Reading the two books we had aboard made it easier for me to slip into the old Bahamian ways. The first, Out Island Doctor, by Evans Cottman, is the tale of an American ex-pat who found a new life in the islands 50 years ago. Those were the days when yammies were still something you eat, not hang in pairs off the transom of your go-fast craft. The days when a trip from Nassau to Crooked Island took six days in a leaky sloop, the provisions nothing but soggy johnnycakes called moonbread. While passengers and crew sang Bible hymns all night until the Lord was pleased to calm the seas at day clean. That’s sunrise in these islands.
The second volume we carried was Wendell Bradley’s hard-to-find, 1969 documentary narrative, They Live by the Wind, about his adventures among four of the last fleets of working sailboats. The final section of this book is a requiem for the lives of the sloop and smack sailors of the Bahamas. His prose is raw and lyrical with the voices of his Bahamian shipmates aboard sloops like the Unity B, Mystery J, Ragged Gal.
On a thrilling beat to Man-O-War Cay, I sailed with those voices playing in my head. Sometimes when a puff drove the lee rail under with a rush, I heard Captain Rupee Bain, of Mangrove Cay, saying Dis breeze got a good jowlful now. When Noah held the sloop to her course in gust after gust, I felt the pride in a young helmsman that the captain of the sloop Thunderbird voiced. He was wonderful…He felt those seas. He put her down like paper.
Nearing a line of cresting seas on a reef, I heard Cap Rupee calling the tack. Not my own voice, my own words, but in the old Bahamas sloop way, Get ready, mon…Gone.
Leaving Hope Town one afternoon for Matt Lowes Cay, we met a new challenge. The easterly trades had been blowing so long and so hard that the air shimmered with a thick, salty haze. Landscapes beyond two or three miles were gray smudges on the horizon, or nothing at all, as the Jacqueline B. romped toward the sun with a low hum in her taut sails, the water ahead a blinding sheet of crinkled foil.
Noah pulled off his sunglasses and washed his eyes with handfuls of bottled water as if the cleansing would sharpen his vision as he scanned the horizon for the bluff headland on Matt Lowes. But no luck. We could smell the coconuts and pines of land, but we could see nothing, feel nothing but our vessel.

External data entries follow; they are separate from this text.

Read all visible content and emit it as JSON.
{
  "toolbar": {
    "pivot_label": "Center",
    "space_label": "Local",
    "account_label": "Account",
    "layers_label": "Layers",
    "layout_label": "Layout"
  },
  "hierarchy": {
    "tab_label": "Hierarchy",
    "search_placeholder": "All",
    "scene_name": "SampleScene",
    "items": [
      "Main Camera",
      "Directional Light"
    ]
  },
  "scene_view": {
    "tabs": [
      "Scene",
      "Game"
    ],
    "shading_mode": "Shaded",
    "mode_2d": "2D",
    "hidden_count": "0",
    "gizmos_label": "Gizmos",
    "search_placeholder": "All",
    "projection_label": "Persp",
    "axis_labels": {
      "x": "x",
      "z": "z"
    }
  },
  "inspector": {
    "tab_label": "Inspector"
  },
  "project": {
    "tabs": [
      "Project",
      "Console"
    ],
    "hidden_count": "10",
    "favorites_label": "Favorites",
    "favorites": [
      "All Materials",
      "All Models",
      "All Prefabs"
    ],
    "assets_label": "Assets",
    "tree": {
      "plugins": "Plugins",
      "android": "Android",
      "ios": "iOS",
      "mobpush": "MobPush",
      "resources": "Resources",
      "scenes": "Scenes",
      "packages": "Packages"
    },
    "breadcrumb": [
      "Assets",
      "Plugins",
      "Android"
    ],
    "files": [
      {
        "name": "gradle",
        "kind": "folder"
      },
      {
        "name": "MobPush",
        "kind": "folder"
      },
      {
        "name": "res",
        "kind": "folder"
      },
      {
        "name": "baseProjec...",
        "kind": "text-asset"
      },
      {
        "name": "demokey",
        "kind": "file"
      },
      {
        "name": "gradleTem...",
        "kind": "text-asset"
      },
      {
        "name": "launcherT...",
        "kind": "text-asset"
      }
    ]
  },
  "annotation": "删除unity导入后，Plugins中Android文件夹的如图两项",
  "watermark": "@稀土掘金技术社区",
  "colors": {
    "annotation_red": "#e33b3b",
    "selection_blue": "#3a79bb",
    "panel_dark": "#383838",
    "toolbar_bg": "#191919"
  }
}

The sloop rolling and yawing, charging forward in a cocoon of diamonds.
So it was that I came unstuck in time again, was sailing with Cap Rupee, searching for a landfall in the Exumas after a long passage from Andros. The young man’s silhouette braced between the main shroud and the mast was Noah’s, but it might just as well have been Rupee Bain’s bow watch, King, when he swung out his arm, pointing to our ten o’clock, and sang out with our landfall in sight.